Currently worried about: Breakup is the word for spring in Alaska, because quite literally, it refers to everything thawing, including the frozen rivers. There is so much snow, so the melting could be intense and cause catastrophic flooding. We are sure to discover new rivers and ponds in areas where we don’t want rivers and ponds. The temps have been holding steady in the 30s during the days, so that’s a nice slow thawing. Let’s hope that trend continues and we don’t get any new snow dumps. I believe winter has handed her reign over to spring, although it is only April in Alaska!
Currently amazed by: The high snow banks have made it terribly difficult for the wildlife, especially the moose! They provide inspiration for fortitude and survival.
Currently excited for: Our local restaurants are digging out tunnels to the entrances, and we are just counting down the days until they open. It’s been a long winter of homemade meals and I’m getting a bit sick of our rotating menu!

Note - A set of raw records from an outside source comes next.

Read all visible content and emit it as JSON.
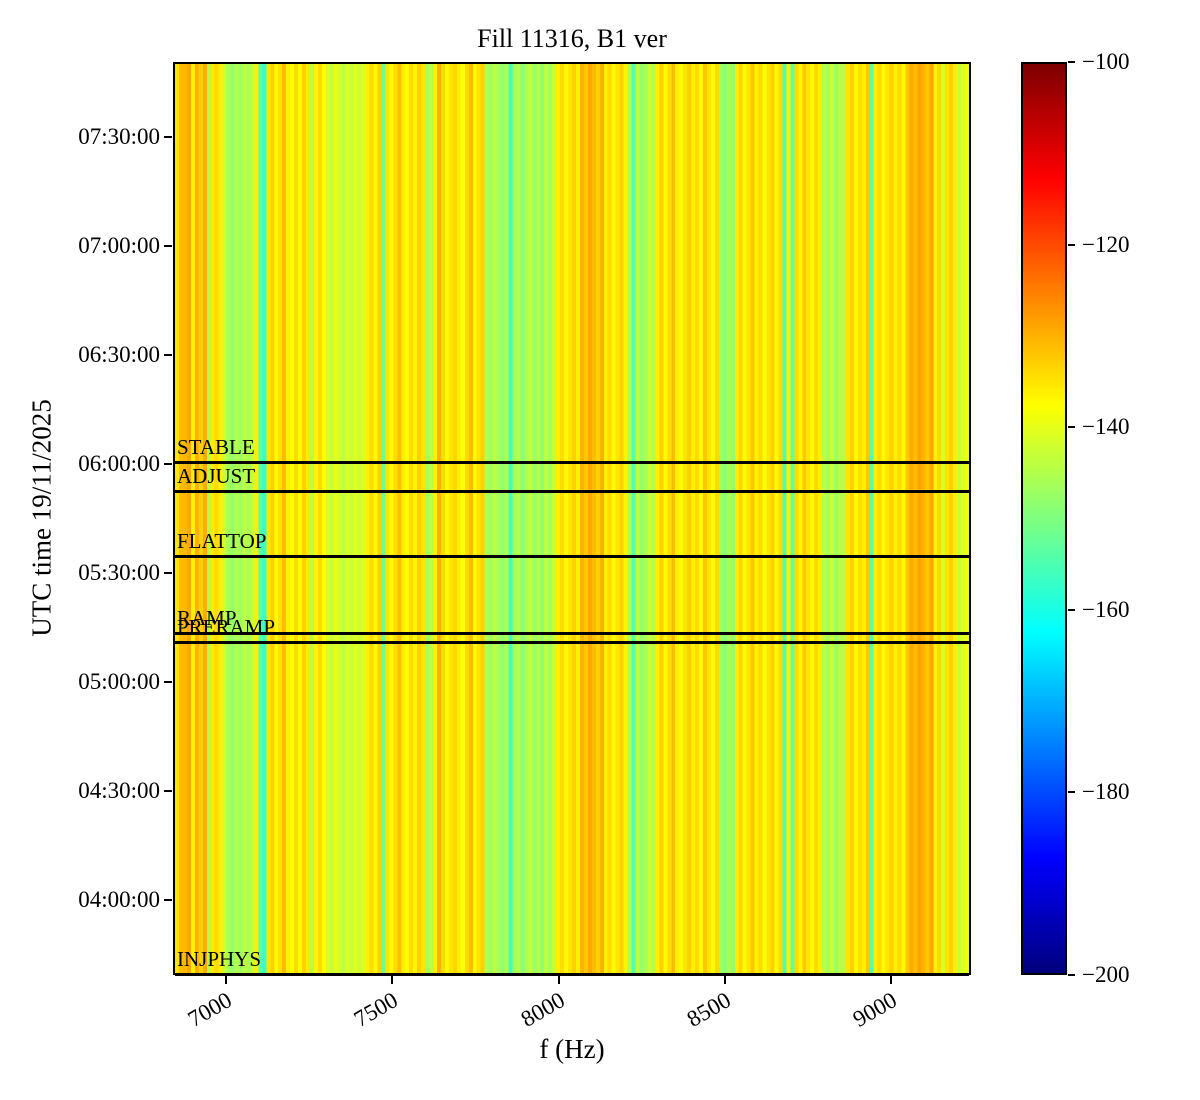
{
  "chart_data": {
    "type": "heatmap",
    "title": "Fill 11316, B1 ver",
    "xlabel": "f (Hz)",
    "ylabel": "UTC time 19/11/2025",
    "colormap": "jet",
    "clim": [
      -200,
      -100
    ],
    "x_range_hz": [
      6840,
      9240
    ],
    "time_range": [
      "03:39:20",
      "07:50:40"
    ],
    "grid": false,
    "legend": "none",
    "colorbar_position": "right",
    "x_ticks": [
      {
        "label": "7000",
        "value": 7000
      },
      {
        "label": "7500",
        "value": 7500
      },
      {
        "label": "8000",
        "value": 8000
      },
      {
        "label": "8500",
        "value": 8500
      },
      {
        "label": "9000",
        "value": 9000
      }
    ],
    "y_ticks": [
      {
        "label": "07:30:00",
        "time": "07:30:00"
      },
      {
        "label": "07:00:00",
        "time": "07:00:00"
      },
      {
        "label": "06:30:00",
        "time": "06:30:00"
      },
      {
        "label": "06:00:00",
        "time": "06:00:00"
      },
      {
        "label": "05:30:00",
        "time": "05:30:00"
      },
      {
        "label": "05:00:00",
        "time": "05:00:00"
      },
      {
        "label": "04:30:00",
        "time": "04:30:00"
      },
      {
        "label": "04:00:00",
        "time": "04:00:00"
      }
    ],
    "colorbar_ticks": [
      {
        "label": "−100",
        "value": -100
      },
      {
        "label": "−120",
        "value": -120
      },
      {
        "label": "−140",
        "value": -140
      },
      {
        "label": "−160",
        "value": -160
      },
      {
        "label": "−180",
        "value": -180
      },
      {
        "label": "−200",
        "value": -200
      }
    ],
    "beam_modes": [
      {
        "label": "STABLE",
        "time": "06:01:00"
      },
      {
        "label": "ADJUST",
        "time": "05:53:00"
      },
      {
        "label": "FLATTOP",
        "time": "05:35:00"
      },
      {
        "label": "RAMP",
        "time": "05:14:00"
      },
      {
        "label": "PRERAMP",
        "time": "05:11:30"
      },
      {
        "label": "INJPHYS",
        "time": "03:40:00"
      }
    ],
    "palette_hints": {
      "base_yellow": "#fff500",
      "gold": "#ffc800",
      "orange": "#ffa000",
      "yellow_green": "#c8ff37",
      "green": "#80ff80",
      "cyan": "#1affe0",
      "line_black": "#000000"
    },
    "columns_db": [
      -135,
      -131,
      -130.5,
      -129,
      -136,
      -130,
      -133,
      -129.5,
      -145,
      -135.5,
      -134,
      -136,
      -143,
      -146,
      -148,
      -145,
      -147,
      -144,
      -146,
      -143,
      -136,
      -154,
      -157,
      -135,
      -133,
      -137,
      -134.5,
      -131,
      -136,
      -138,
      -134,
      -137,
      -133,
      -135.5,
      -144,
      -136.5,
      -134,
      -137.5,
      -141,
      -143,
      -140,
      -142,
      -144,
      -141,
      -143,
      -140.5,
      -142.5,
      -141,
      -136,
      -134,
      -137,
      -133,
      -152,
      -135,
      -137,
      -134,
      -131.5,
      -136,
      -138,
      -134,
      -136.5,
      -133,
      -135,
      -146,
      -144,
      -136,
      -130,
      -134,
      -137,
      -135,
      -133.5,
      -136,
      -138,
      -134,
      -131,
      -137,
      -135,
      -133,
      -145,
      -147,
      -144,
      -146,
      -148.5,
      -145,
      -156,
      -147,
      -144.5,
      -149,
      -146,
      -143.5,
      -147.5,
      -145,
      -148,
      -144,
      -146.5,
      -143,
      -136,
      -134,
      -137,
      -135,
      -133,
      -136,
      -130,
      -132,
      -129,
      -131,
      -133,
      -130,
      -136,
      -134,
      -137,
      -135,
      -133,
      -136.5,
      -145,
      -154,
      -144,
      -148,
      -146,
      -143,
      -145,
      -136,
      -133,
      -137,
      -134,
      -131,
      -136,
      -138,
      -135,
      -133,
      -136,
      -134,
      -137,
      -132,
      -135,
      -137,
      -134,
      -147,
      -149,
      -146,
      -148,
      -136,
      -133.5,
      -137,
      -135,
      -132,
      -136,
      -134,
      -138,
      -135,
      -133,
      -137,
      -134,
      -155,
      -136,
      -153,
      -134,
      -136.5,
      -132,
      -135,
      -137,
      -134,
      -136,
      -144,
      -146,
      -143,
      -147,
      -145,
      -144,
      -135,
      -133,
      -137,
      -134.5,
      -136,
      -132,
      -154,
      -136,
      -134,
      -137,
      -135,
      -133,
      -136,
      -134,
      -137,
      -132,
      -129,
      -131,
      -128.5,
      -130,
      -132,
      -129,
      -136,
      -134,
      -141,
      -135,
      -133,
      -136,
      -143,
      -141,
      -139
    ]
  }
}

Currently not excited for: I love that we are facing a very busy tourist season here in Denali, but it also means CROWDS. I really don’t know the exact population of Healy, but it goes from maybe 800 in the winter to 3000 in the summer (with seasonal folks). With that being said, if anyone is jobless in the lower 48 and wants to come up to work for the summer, there are PLENTY of positions still open.
Current guilty pleasure: Another winter survival mechanism was to keep household plants, and I’m happy to say, only 2 of them died. I also started our Aerogarden when we returned in January, and it is doing marvelously. The tomatoes are still TBD, especially since I had to transplant them earlier than expected, but I’m hopeful!
Currently watching on Netflix/Hulu/HBO Max/Starz: We haven’t watched much this month, on the account of being off the grid and sickly. But we started the last season of Outlander and are watching Survivor live on actual TV.
Currently reading: I love that I’m reading more than 1 book per month these winter days!
There are a lot of Iditarod books out there, and I’ve read a handful. I really wanted to have one to read while we were volunteering at the Iditarod, so at last minute, I perused my library’s availability and ended up with Katherine Keith’s Epic Solitude: A Story of Survival and a Quest for Meaning in the Far North. This was so much more than Katherine’s Iditarod experience. In fact, it was hardly about the Iditarod, and more about Katherine’s journey to dog mushing. This gal has experienced an extreme amount of hardship and heartache through different time periods her life. It’s actually heart-breaking. I would highly recommend the read, but just don’t expect it to be about the Iditarod.
A friend gave me Bold Spirit: Helga Estby’s Forgotten Walk Across Victorian America by Linda Lawrence Hunt and I really loved it. This is the real-life stunning account of a mother and daughter’s walk from Spokane to New York in 1896. Here’s the thing though, Helga’s walk was a silenced story that nearly went untold for reasons that don’t make sense in this day and age (women had no voice back then, remember?). The author initially heard about it from a storytelling contest entered by an 8th grader, who happened to be the great-great grandson of Helga Estby. She had to reconstruct the pieces of the puzzle without well-documented primary resources because Helga’s original letters, diary and even manuscript about the journey were all disposed of because her children condemned their mother’s actions. There were eyewitness accounts and short newspaper articles, but so much of the story remains a mystery and is left to speculation. Nonetheless, I enjoyed learning about her story and it made me think about how many life stories of humble, ordinary people (especially women) are lost in history.
Lastly, I read Adrienne Lindholm’s It Happened Like This: A Life in Alaska. I’m a sucker for every Alaska memoir out there. Adrienne’s thoughts resonated with my own about complex issues, like Alaska’s “resources, respectfully giving both sides of the argument. Her writing is captivating. With that being said, I did have the feeling the whole time I was just reading about her Alaskan adventures in a semi-chronological way without any purpose. Still good, especially if you love reading about Alaska as much as I do.